Design, setting, participants, & measurements: We conducted a retrospective cohort study of the clinical database used in a Department of Defense (DOD) medical system. Beneficiaries studied were DOD-eligible beneficiaries with CKD stage 3 (n = 7729) and 4 (n = 589) using the modified Modification of Diet in Renal Disease (MDRD)-estimated GFR formula but requiring manual correction for Black race. Compliance with selected Kidney Disease Outcomes Quality Initiative (KDOQI) CKD recommended targets (monitoring of recommended laboratory data, prescription of recommended medications, and referral to nephrology) was assessed over a 12-mo period, stratified by CKD stage. Logistic regression analysis was used to assess whether race (White, Black, or other) was independently associated with provider compliance with targets, adjusted for demographic factors and burden of comorbid conditions.

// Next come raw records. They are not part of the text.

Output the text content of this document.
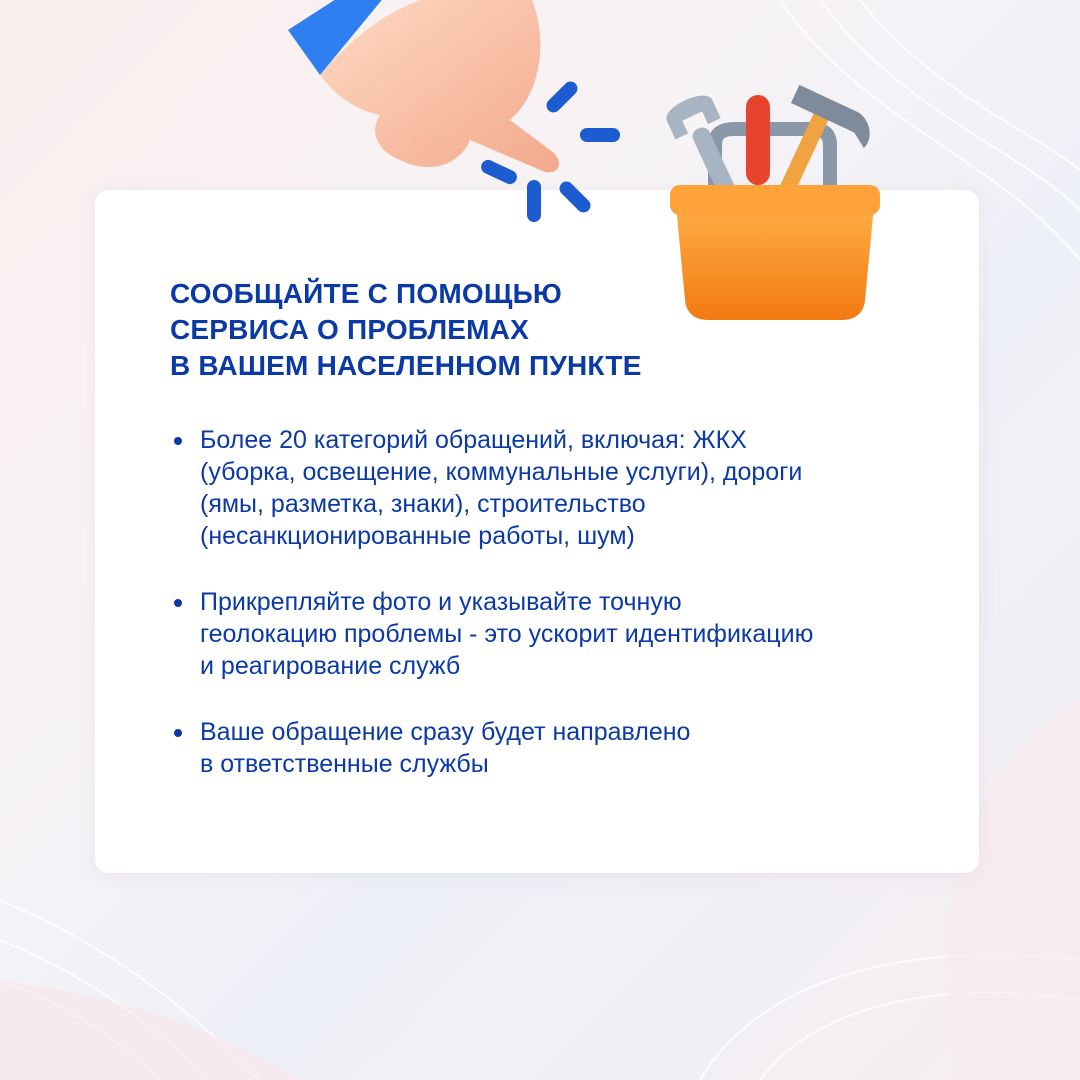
СООБЩАЙТЕ С ПОМОЩЬЮ
СЕРВИСА О ПРОБЛЕМАХ
В ВАШЕМ НАСЕЛЕННОМ ПУНКТЕ
Более 20 категорий обращений, включая: ЖКХ
(уборка, освещение, коммунальные услуги), дороги
(ямы, разметка, знаки), строительство
(несанкционированные работы, шум)
Прикрепляйте фото и указывайте точную
геолокацию проблемы - это ускорит идентификацию
и реагирование служб
Ваше обращение сразу будет направлено
в ответственные службы
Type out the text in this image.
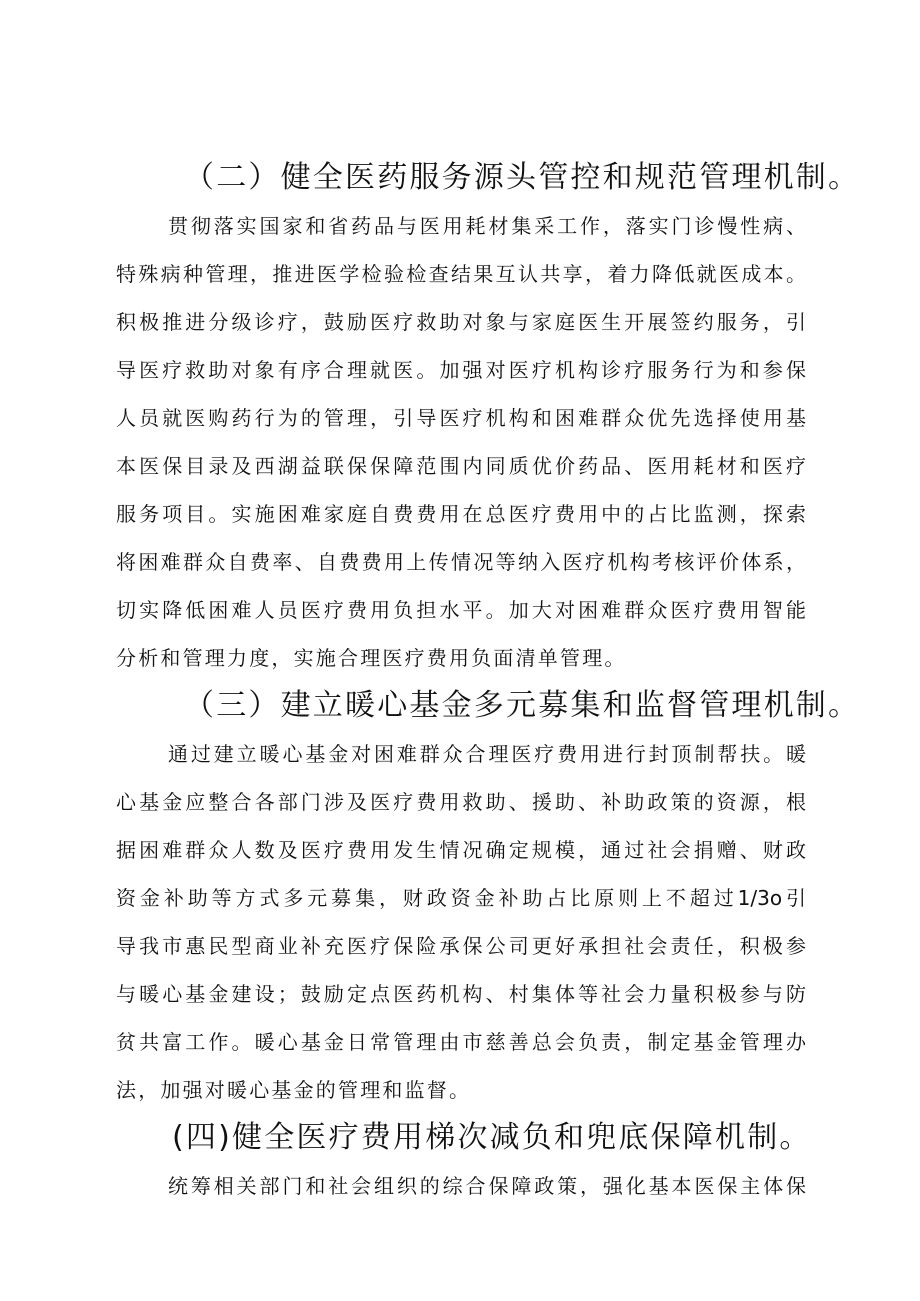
（二）健全医药服务源头管控和规范管理机制。

贯彻落实国家和省药品与医用耗材集采工作，落实门诊慢性病、
特殊病种管理，推进医学检验检查结果互认共享，着力降低就医成本。
积极推进分级诊疗，鼓励医疗救助对象与家庭医生开展签约服务，引
导医疗救助对象有序合理就医。加强对医疗机构诊疗服务行为和参保
人员就医购药行为的管理，引导医疗机构和困难群众优先选择使用基
本医保目录及西湖益联保保障范围内同质优价药品、医用耗材和医疗
服务项目。实施困难家庭自费费用在总医疗费用中的占比监测，探索
将困难群众自费率、自费费用上传情况等纳入医疗机构考核评价体系，
切实降低困难人员医疗费用负担水平。加大对困难群众医疗费用智能
分析和管理力度，实施合理医疗费用负面清单管理。

（三）建立暖心基金多元募集和监督管理机制。

通过建立暖心基金对困难群众合理医疗费用进行封顶制帮扶。暖
心基金应整合各部门涉及医疗费用救助、援助、补助政策的资源，根
据困难群众人数及医疗费用发生情况确定规模，通过社会捐赠、财政
资金补助等方式多元募集，财政资金补助占比原则上不超过1/3o引
导我市惠民型商业补充医疗保险承保公司更好承担社会责任，积极参
与暖心基金建设；鼓励定点医药机构、村集体等社会力量积极参与防
贫共富工作。暖心基金日常管理由市慈善总会负责，制定基金管理办
法，加强对暖心基金的管理和监督。

(四)健全医疗费用梯次减负和兜底保障机制。

统筹相关部门和社会组织的综合保障政策，强化基本医保主体保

Results: Among the targets, only monitoring of LDL cholesterol was significantly less common among Blacks. For all other measures, compliance was either not significantly different or significantly higher for Black compared with White beneficiaries. However, patients categorized as "Other" race were in general less likely to achieve targets than Whites, and at stage 3 CKD significantly less likely to achieve targets for monitoring of phosphorous, hemoglobin, and vitamin D.

Conclusions: In the DOD health system, provider compliance with selected CKD stage 3 and 4 targets was not significantly lower for Black beneficiaries than for Whites, with the exception of LDL cholesterol monitoring. Patients classified as Other race were generally less likely to achieve targets than Whites, in some patients significantly so.